The windows, except for the main one in the living space are all English from houses built in the North of England from the 1880s to the 1920s...I like the colors in most, but it came down to style, and the more Art Deco styles were just not for me. I am replacing some frames with Oak, cut by me to hold double panes, and those that are in good condition will get a restoration, and a panel of Plexiglas screwed over them to protect and for added insulation value.
This was too DECO for me.
This will be in the bed area on the bottom.
This too was too DECO for me...like the front of a Caddie or Chevy.
This one will go in the front door, just a bit more Art Nouveau.
This will be over the kitchen sink, again more Art Nouveau
This will be in the loft bedroom.... curvy. It reminds me of a Lady's Slipper or a Japanese Iris or even an Orchid. Some people look at this and immediately see a bird with a big blue moustache...I suppose that since it is in an area that might appeal to children, seeing funny things in it will be good.
This one does not belong to me. I thought long and hard about it, and I really loved it. Now I kick myself every time I look at the picture, realizing that it was not really all that much money in the grand scheme of things. Damn!!!

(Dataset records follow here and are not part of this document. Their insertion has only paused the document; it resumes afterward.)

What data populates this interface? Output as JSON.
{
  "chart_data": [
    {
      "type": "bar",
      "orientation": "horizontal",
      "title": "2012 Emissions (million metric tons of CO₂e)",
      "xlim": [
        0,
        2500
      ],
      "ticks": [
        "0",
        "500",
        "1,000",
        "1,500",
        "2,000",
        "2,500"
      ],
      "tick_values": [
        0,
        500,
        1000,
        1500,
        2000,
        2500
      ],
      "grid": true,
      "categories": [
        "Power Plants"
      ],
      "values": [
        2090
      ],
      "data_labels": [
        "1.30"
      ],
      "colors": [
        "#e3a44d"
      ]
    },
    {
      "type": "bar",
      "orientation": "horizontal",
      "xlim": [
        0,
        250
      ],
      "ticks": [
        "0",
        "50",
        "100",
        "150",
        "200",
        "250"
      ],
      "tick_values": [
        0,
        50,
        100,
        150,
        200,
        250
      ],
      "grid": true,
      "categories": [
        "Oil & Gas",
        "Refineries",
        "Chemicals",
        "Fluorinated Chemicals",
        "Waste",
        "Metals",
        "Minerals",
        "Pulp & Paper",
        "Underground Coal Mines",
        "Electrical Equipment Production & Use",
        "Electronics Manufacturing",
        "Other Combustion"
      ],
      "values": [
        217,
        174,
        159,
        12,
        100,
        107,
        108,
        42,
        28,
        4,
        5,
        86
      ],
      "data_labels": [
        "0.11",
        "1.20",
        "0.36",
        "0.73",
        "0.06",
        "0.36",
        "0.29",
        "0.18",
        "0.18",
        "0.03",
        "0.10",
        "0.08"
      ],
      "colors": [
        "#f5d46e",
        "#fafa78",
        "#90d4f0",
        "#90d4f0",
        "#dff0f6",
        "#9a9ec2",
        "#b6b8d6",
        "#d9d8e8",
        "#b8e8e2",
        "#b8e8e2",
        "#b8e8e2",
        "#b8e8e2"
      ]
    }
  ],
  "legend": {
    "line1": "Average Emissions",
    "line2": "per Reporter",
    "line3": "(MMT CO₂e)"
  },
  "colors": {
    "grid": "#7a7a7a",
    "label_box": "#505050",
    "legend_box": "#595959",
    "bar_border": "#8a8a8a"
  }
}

At least it is not a copyrighted pattern, so with this picture I can make one for my studio when I build it.
Windows like this are readily available on line at specialty sites, on EBay and similar sites, or in salvage yards across the country.
Stained glass is inherently drafty. Whiting is rubbed into the joints between the glass and lead to help to fill the gaps, but invariably, this works its way out. A good solution is to put a layer of glass or Plexiglas outside to cut drafts and other weather issues. Make sure that these can be removed easily to be able to sop up condensation or to do other repairs.